Sobre a expansão da estrada de ferro de Carajás, embora já tenha homens da empresa Odebrecht trabalhando dentro da comunidade, ele diz nada saber sobre o projeto, “olha fizeram reunião, mas eu nem fui convidado, nem sei o que vai acontecer”.

Parceria
A diretora da escola do assentamento Novo Oriente, Maria de Jesus Serafina de Souza tenta, gritando, dar um recado aos professores que estão na manhã no dia 2 de junho em capacitação, mas sem conseguir ser entendida por causa do barulho do trem, aguarda até que a composição carregada de minério passe.
“Aqui é assim ou o professor grita aos alunos ou espera o trem passar, isso nos três períodos, manhã, tarde e noite”.

São 153 alunos que estudam na escola que ainda precisa de muitos reparos para atender os estudantes. “Pedimos uma parceria com a Odebrecht para fazer uma quadra ou cobrir o quintal da escola, mas o engenheiro da obra, o Alex, que anda pela comunidade disse que políticas púbicas não são com a empresa”, diz a diretora.

Já a Vale, em suas reuniões com a comunidade propôs uma parceria, “disseram que como estavam na comunidade aceitariam currículos para cargos de sinaleiro, para limpeza e ajudante de pedreiro, só serviços secundários”, comenta Maria de Jesus.

Persuasão
O senhor João Paulo está eufórico, anda de um lado para o outro no terreno de sua casa, que tem quase 30 hectares, “em meu quintal está o progresso”, diz sorridente.
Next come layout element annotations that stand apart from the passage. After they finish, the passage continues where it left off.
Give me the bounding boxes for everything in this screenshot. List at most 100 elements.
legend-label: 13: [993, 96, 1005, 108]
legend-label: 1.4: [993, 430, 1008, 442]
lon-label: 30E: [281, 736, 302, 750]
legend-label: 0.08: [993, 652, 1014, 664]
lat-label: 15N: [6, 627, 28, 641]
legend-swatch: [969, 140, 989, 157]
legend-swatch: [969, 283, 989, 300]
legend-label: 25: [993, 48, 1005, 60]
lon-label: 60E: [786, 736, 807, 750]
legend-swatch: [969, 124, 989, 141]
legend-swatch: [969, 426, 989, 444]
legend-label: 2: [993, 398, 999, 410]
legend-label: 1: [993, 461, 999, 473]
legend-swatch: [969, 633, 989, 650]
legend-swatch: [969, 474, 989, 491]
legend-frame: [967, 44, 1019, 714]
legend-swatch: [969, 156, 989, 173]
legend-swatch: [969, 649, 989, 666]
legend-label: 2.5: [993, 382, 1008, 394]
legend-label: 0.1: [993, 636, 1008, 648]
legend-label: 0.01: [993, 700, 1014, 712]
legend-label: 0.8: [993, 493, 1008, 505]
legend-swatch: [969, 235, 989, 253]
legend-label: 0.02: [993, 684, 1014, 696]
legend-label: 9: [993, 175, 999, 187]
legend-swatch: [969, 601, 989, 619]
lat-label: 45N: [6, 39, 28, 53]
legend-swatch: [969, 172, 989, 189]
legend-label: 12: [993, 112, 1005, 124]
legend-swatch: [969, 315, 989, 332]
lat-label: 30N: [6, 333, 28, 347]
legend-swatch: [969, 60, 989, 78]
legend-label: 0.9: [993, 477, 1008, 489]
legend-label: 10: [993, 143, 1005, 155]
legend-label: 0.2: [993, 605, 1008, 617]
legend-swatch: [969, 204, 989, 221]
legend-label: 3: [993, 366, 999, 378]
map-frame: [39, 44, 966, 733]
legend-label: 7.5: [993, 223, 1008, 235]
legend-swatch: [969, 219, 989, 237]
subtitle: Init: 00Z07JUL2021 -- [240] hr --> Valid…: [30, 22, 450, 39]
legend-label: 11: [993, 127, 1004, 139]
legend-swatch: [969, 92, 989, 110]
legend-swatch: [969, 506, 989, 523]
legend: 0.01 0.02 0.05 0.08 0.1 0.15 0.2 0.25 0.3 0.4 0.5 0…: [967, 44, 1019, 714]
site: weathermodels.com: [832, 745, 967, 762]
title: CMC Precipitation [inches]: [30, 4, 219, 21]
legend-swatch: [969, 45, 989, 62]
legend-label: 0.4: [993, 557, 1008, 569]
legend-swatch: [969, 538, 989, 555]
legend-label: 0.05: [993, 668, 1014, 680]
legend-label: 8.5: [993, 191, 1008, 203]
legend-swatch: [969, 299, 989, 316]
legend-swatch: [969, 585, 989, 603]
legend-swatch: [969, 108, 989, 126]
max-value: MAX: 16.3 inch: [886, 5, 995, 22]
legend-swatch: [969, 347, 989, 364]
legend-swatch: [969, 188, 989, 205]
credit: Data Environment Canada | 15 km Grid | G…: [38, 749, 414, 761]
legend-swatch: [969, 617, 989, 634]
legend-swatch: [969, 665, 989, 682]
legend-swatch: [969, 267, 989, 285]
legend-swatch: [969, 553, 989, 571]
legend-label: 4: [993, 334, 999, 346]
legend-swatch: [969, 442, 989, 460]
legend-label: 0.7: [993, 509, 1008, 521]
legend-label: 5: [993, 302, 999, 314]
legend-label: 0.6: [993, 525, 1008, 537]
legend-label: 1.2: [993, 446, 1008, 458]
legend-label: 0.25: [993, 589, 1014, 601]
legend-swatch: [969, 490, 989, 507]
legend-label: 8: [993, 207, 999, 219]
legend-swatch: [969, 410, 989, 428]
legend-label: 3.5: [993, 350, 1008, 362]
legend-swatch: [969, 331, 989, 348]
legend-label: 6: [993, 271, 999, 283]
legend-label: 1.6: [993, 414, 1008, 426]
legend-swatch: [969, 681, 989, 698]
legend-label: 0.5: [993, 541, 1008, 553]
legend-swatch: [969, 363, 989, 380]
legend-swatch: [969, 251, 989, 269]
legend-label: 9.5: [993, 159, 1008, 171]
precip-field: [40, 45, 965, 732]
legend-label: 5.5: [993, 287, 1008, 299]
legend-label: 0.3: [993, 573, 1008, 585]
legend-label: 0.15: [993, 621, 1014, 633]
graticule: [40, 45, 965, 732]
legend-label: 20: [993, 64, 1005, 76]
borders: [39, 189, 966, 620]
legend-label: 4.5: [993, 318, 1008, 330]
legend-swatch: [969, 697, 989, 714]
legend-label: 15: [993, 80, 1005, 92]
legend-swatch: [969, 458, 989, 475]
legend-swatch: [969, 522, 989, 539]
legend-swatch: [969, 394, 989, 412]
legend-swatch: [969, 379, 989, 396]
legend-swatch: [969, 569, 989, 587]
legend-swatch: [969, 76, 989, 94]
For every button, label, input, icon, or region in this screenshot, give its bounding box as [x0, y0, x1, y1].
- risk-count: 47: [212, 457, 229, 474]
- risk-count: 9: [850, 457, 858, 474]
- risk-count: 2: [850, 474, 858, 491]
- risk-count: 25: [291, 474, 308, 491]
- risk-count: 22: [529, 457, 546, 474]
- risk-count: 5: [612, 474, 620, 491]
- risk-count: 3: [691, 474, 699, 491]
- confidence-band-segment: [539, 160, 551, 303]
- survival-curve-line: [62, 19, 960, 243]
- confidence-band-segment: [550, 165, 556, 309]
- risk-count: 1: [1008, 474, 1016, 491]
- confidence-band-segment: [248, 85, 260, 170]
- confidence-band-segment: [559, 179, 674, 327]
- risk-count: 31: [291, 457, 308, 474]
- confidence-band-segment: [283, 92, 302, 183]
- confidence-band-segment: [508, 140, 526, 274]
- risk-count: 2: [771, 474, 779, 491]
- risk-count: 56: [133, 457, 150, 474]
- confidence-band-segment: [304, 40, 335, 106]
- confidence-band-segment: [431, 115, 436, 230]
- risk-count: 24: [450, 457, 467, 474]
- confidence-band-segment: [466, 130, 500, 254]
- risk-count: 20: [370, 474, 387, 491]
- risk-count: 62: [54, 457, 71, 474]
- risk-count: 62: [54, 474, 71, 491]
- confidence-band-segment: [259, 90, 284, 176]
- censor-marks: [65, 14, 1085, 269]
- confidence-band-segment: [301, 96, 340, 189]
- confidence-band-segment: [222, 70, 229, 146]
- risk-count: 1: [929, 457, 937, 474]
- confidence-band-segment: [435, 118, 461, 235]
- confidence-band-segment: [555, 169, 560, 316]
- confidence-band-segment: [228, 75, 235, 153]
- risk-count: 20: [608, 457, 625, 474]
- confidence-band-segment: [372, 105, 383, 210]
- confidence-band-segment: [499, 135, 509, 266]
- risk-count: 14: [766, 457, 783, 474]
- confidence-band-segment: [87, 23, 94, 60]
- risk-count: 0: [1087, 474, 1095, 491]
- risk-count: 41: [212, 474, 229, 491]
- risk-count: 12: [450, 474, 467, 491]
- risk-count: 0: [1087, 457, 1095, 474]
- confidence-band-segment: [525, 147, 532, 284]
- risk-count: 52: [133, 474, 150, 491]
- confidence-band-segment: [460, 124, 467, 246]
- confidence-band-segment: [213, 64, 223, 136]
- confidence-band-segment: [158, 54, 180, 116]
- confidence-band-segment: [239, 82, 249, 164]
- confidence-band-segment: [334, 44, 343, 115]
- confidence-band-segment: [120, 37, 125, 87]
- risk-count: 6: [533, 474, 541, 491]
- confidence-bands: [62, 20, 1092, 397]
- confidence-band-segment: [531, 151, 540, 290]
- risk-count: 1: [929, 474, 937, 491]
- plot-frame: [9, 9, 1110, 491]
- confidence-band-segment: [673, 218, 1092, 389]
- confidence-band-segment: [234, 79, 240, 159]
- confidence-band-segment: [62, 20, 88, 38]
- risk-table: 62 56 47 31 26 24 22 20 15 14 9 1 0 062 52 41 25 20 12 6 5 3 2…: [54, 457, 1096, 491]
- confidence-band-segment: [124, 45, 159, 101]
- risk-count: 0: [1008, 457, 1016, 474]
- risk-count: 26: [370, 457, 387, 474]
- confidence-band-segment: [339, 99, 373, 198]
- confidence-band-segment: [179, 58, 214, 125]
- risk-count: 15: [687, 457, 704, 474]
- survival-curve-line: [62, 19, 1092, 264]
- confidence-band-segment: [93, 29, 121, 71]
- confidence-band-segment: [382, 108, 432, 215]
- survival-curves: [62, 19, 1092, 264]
Dono de um pequeno restaurante na comunidade teve seu terreno preterido pela Odebrecht, responsável pela obra de duplicação da ferrovia, para ser instalado o canteiro de obras, que inicialmente contará com cerca de 500 homens.

“Na negociação inicial que fiz com eles (Vale/Odebrecht) eu pedi quinze mil reais pelo aluguel de 3 hectares, onde vai ser construído o alojamento dos trabalhadores, mas eles disseram que só tinham condições de dar sete mil e trezentos”. Esse foi o valor fechado por 12 meses entre o senhor João Paulo e a empresa, mas foi ordenado pela Odebrecht que o dono do lote construísse uma nova casa e um novo restaurante para ele, pois a estrutura de sua atual moradia, casa apegada ao comércio, ficará, por determinação da empresa para hospedagem dos engenheiros, e a outra casa, também no lote, foi destinada para o escritório. “Não, todo esse gasto sai do meu bolso, todo gasto com a manutenção do local sai do meu bolso”.

Sem saber ao certo o quanto está gastando para reestruturar o local, mal consegue perceber que o valor pago pelas multinacionais não vai para ele, mas sim para administrar o local. “Ele virou um administrador da Odebrecht, não está ganhando nada com isso e quando tudo isso acabar ficará com uma estrutura desusada perante a capacidade de consumo da comunidade, já que ficará com dois restaurantes e três casas construídas, acho difícil ele alugá-las posteriormente”, reflete Divina Lopes, dirigente nacional do Movimento dos Trabalhadores Rurais Sem Terra (MST), que esteve em visita na comunidade.

Para a diretora do colégio, a Vale usa de sua persuasão contra a ingenuidade e desorganização da comunidade Novo Oriente, “O povo vem para as reuniões em busca de emprego, não vem para esclarecer sobre o projeto. O que está acontecendo é que a própria Vale já se encarrega de organizar os moradores ao seu modo, conforme seus interesses”, observa Maria de Jesus.